Pollo a la Brasa: Peruvian Roast Chicken
Pollo a la Brasa is a classic Peruvian dish featuring succulent roasted chicken marinated in a vibrant blend of garlic, soy sauce, lime, honey, and aromatic spices. Typically served with fries and a fresh salad, this flavorful chicken is often accompanied by a creamy, spicy aji verde sauce or an herb and poblano chili aioli, adding a delicious kick to every bite. It's a beloved dish perfect for family meals and gatherings.
Ingredients
- 1 whole chicken (3-4 lbs)
- 6 cloves garlic minced
- 0.5 cup soy sauce
- 0.25 cup lime juice
- 1 tablespoon lime zest
- 2 tablespoons honey
- 1 teaspoon ground cumin
- 1 teaspoon smoked paprika
- 0.5 teaspoon dried oregano
- 0.5 teaspoon black pepper freshly ground
- 2 tablespoons olive oil
- 1 teaspoon salt
- 1 cup mayonnaise
- 1 medium poblano pepper roasted
- 0.25 cup fresh cilantro packed
- 0.25 cup fresh parsley packed
- 2 cloves garlic
- 1 tablespoon lime juice
- 1 tablespoon olive oil extra virgin
- 0.25 teaspoon salt
- Pinch of black pepper
Instructions
- Pat the chicken dry with paper towels. In a large bowl, whisk together minced garlic, soy sauce, lime juice, lime zest, honey, cumin, smoked paprika, dried oregano, black pepper, olive oil, and salt to create the marinade.

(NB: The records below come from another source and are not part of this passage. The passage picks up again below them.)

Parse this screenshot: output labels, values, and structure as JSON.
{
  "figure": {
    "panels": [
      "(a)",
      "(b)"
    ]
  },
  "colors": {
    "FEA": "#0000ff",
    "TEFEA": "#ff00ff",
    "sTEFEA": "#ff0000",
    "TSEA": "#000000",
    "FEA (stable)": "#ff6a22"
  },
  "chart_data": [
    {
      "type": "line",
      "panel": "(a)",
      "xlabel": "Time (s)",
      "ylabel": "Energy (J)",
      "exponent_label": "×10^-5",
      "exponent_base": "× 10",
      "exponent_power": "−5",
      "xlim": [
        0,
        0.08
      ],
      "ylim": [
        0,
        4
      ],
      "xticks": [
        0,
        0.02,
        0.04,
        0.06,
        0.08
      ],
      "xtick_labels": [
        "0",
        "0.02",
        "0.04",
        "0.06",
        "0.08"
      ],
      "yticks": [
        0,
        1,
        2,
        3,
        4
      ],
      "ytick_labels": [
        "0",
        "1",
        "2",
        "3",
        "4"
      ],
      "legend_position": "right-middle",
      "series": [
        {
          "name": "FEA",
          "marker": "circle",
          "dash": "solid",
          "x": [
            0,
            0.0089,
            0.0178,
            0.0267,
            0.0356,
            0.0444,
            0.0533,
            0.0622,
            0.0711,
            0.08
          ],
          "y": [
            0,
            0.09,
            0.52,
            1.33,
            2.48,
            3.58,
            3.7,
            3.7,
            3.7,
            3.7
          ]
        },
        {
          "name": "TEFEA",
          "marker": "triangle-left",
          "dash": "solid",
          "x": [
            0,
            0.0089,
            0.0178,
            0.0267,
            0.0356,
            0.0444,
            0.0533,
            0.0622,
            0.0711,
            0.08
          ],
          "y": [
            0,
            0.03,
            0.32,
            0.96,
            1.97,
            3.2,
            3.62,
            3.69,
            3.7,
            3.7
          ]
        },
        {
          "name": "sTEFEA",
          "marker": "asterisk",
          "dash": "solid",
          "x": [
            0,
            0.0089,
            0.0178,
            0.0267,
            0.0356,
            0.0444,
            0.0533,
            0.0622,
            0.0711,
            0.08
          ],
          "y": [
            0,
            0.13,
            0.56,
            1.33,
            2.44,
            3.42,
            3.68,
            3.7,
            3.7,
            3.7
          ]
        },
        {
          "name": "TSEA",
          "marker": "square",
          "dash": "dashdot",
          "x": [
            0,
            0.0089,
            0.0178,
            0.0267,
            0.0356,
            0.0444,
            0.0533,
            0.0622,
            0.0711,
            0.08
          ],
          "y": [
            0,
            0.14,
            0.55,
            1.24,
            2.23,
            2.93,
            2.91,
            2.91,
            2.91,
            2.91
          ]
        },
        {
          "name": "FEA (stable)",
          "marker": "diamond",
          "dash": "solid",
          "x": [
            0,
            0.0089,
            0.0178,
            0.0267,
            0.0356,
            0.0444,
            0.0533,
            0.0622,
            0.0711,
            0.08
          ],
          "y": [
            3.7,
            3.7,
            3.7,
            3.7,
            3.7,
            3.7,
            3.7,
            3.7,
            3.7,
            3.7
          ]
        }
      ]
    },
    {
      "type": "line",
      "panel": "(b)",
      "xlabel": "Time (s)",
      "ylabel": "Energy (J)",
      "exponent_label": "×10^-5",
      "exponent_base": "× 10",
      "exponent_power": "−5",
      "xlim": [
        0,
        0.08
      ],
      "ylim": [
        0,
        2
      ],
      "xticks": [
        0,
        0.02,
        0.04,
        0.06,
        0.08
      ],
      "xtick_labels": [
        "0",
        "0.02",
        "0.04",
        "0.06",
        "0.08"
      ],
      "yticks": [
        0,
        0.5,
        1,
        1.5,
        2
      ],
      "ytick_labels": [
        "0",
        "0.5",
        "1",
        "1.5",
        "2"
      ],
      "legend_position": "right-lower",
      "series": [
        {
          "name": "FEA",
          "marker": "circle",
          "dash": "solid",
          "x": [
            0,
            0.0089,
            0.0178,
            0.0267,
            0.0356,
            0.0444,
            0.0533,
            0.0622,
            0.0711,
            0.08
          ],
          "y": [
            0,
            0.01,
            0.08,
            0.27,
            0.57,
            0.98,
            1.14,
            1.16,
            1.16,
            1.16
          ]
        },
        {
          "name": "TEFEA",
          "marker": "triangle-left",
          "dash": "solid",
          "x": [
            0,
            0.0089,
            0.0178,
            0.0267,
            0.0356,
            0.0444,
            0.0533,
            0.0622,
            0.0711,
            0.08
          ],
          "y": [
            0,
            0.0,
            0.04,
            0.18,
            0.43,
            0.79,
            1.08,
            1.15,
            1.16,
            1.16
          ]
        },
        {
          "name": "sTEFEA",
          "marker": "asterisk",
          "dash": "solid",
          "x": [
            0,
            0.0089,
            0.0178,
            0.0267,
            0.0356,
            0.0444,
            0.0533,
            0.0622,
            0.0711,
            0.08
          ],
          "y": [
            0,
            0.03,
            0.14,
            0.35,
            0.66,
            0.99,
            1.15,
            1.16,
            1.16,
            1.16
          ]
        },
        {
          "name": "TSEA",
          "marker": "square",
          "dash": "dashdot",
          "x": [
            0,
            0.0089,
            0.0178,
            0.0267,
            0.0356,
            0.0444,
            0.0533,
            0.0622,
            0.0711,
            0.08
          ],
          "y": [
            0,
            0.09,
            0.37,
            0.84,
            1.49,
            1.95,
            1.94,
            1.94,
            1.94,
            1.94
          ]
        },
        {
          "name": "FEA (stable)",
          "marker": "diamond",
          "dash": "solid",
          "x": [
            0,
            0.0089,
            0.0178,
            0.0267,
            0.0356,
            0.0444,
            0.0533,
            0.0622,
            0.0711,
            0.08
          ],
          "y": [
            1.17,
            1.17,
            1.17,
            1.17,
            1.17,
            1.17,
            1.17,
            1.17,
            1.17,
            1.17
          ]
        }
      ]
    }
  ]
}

- Place the chicken in a large resealable bag or a deep dish. Pour the marinade over the chicken, ensuring it is thoroughly coated. Massage the marinade into the chicken. Seal the bag or cover the dish and refrigerate for at least 4 hours, or ideally overnight (up to 24 hours) for maximum flavor.
- Preheat your oven to 400°F (200°C). Remove the chicken from the marinade and place it on a roasting rack in a pan. Discard any remaining marinade. Let the chicken sit at room temperature for about 20-30 minutes before roasting.
- Roast the chicken in the preheated oven for 1 hour 15 minutes to 1 hour 30 minutes, or until the internal temperature reaches 165°F (74°C) in the thickest part of the thigh. Baste occasionally with the pan juices if desired. The skin should be crispy and golden brown.
- Once cooked, remove the chicken from the oven and tent loosely with foil. Let it rest for 10-15 minutes before carving. This allows the juices to redistribute, resulting in a more tender and moist chicken.
- While the chicken roasts or rests, prepare the aioli. If your poblano pepper is not already roasted, char it over an open flame or under a broiler until the skin is blistered and blackened. Place the charred pepper in a bowl, cover with plastic wrap, and let it steam for 10 minutes. Then peel, seed, and roughly chop the pepper.
- In a food processor or blender, combine the mayonnaise, roasted poblano pepper, fresh cilantro, fresh parsley, garlic cloves, lime juice, extra virgin olive oil, salt, and black pepper. Blend until smooth and creamy. Taste and adjust seasoning as needed.
- Carve the rested Pollo a la Brasa into serving pieces. Serve hot with the Herb and Poblano Chili Aioli, accompanied by traditional sides like french fries and a fresh green salad.
Notes
For the best flavor, marinate the chicken overnight. If you don't have a roasting rack, you can place the chicken directly in a roasting pan. Ensure the internal temperature reaches 165°F (74°C) in the thickest part of the thigh for doneness. If you prefer a spicier aioli, add a jalapeño to the poblano blend. Serve with crispy french fries and a simple green salad for a traditional Peruvian experience.